Today I visited Ginny Leach. She lives by herself in an old trailer not far from our house. She is an ageless more or less shut-in woman. 

A mild chaos erupted the moment I walked through Ginny’s front door. She was on the phone with her sister; I think they must call each other at least three times a day. Her only other contact seems to be the nuns from a nearby order; they help her out with chores and hand-me-downs. As I walked through the door, Ginny gestured to me, stretched the phone cord, and somehow her Slimline telephone fell to the floor and went dead on her. Ginny worried that her sister would assume something bad had happened.

Before I knew it, I was on my knees on the floor, examining the jack and the telephone. Everything looked all right, but the phone line was dead. Fortunately, she still had her old, black rotary phone handy. I carry a “SwissCard” with scissors and a Phillips screwdriver in my wallet, and soon had the wall jack opened and the old phone connected to the innards of the wall jack, so that Ginny could call her sister and report on what just happened.

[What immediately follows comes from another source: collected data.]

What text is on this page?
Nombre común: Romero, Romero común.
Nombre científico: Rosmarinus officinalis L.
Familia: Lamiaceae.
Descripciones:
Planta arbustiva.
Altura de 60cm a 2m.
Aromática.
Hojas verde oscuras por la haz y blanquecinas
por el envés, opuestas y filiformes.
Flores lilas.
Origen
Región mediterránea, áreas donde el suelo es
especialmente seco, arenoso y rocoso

I chuckled to myself as I remembered how during my previous house call I had fixed her doorknob. The old one had broken off, and the nuns had installed a new one, which didn’t close right. That time I had used my SwissCard to adjust the strike plate to make the door shut properly.

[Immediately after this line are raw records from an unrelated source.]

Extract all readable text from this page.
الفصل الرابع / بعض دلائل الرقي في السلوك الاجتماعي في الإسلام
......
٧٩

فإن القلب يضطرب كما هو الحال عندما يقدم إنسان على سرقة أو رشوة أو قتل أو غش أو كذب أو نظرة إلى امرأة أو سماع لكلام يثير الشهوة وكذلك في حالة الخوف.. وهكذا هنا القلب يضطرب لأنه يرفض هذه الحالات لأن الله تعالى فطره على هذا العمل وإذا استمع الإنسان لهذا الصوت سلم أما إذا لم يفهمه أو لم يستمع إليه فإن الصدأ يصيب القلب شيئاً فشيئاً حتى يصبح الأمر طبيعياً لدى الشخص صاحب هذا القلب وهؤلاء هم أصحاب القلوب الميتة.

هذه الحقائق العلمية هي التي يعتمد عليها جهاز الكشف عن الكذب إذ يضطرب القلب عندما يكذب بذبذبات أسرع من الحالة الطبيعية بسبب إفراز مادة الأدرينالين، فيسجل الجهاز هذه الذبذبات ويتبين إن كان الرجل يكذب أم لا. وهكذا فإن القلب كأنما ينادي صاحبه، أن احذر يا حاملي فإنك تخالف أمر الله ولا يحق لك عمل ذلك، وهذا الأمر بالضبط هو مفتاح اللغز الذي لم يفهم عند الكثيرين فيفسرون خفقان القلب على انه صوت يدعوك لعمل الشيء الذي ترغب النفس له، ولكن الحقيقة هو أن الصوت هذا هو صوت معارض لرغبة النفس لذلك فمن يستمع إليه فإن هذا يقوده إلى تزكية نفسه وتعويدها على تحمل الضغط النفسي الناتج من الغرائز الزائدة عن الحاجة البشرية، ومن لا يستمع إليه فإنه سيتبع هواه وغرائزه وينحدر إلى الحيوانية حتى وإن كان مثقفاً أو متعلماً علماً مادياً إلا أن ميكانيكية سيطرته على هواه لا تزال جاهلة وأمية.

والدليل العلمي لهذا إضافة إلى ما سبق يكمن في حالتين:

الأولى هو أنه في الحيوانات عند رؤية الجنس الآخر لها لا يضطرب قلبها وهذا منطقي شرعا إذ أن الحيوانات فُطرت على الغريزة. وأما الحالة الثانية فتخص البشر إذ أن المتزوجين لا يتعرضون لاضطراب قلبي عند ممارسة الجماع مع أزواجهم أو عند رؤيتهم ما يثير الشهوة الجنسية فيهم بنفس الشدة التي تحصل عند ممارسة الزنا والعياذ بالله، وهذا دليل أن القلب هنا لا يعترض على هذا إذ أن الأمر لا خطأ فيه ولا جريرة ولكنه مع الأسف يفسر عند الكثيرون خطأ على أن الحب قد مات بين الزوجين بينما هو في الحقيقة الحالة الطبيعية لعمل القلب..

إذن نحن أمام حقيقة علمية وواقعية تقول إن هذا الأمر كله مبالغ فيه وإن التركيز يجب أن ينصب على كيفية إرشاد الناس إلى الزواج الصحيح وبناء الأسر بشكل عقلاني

I take care of Ginny’s blood pressure and cholesterol, and somehow also ended up picking up her prescriptions at the drugstore for her. That’s fine with me, and I never minded that she never asked about the cost; her state insurance covers all but a few dollars co-pay. Gradually my shopping list has grown, so now I also seem to be her only source of aspirin, calcium tablets and Icy Hot patches. The issue of money just never seems to come up.

Ginny enjoys her home visits, but never wants them to drag on. We take care of her medical issues, chat for a few minutes, and she seems ready to return to her TV shows. Living alone in this rural part of the country isn’t easy, but Ginny makes the most of the resources at her disposal, me included!


Osler said “Listen to your patient, he is telling you the diagnosis”. Duvefelt says “Listen to your patient, he is telling you what kind of doctor he needs you to be”.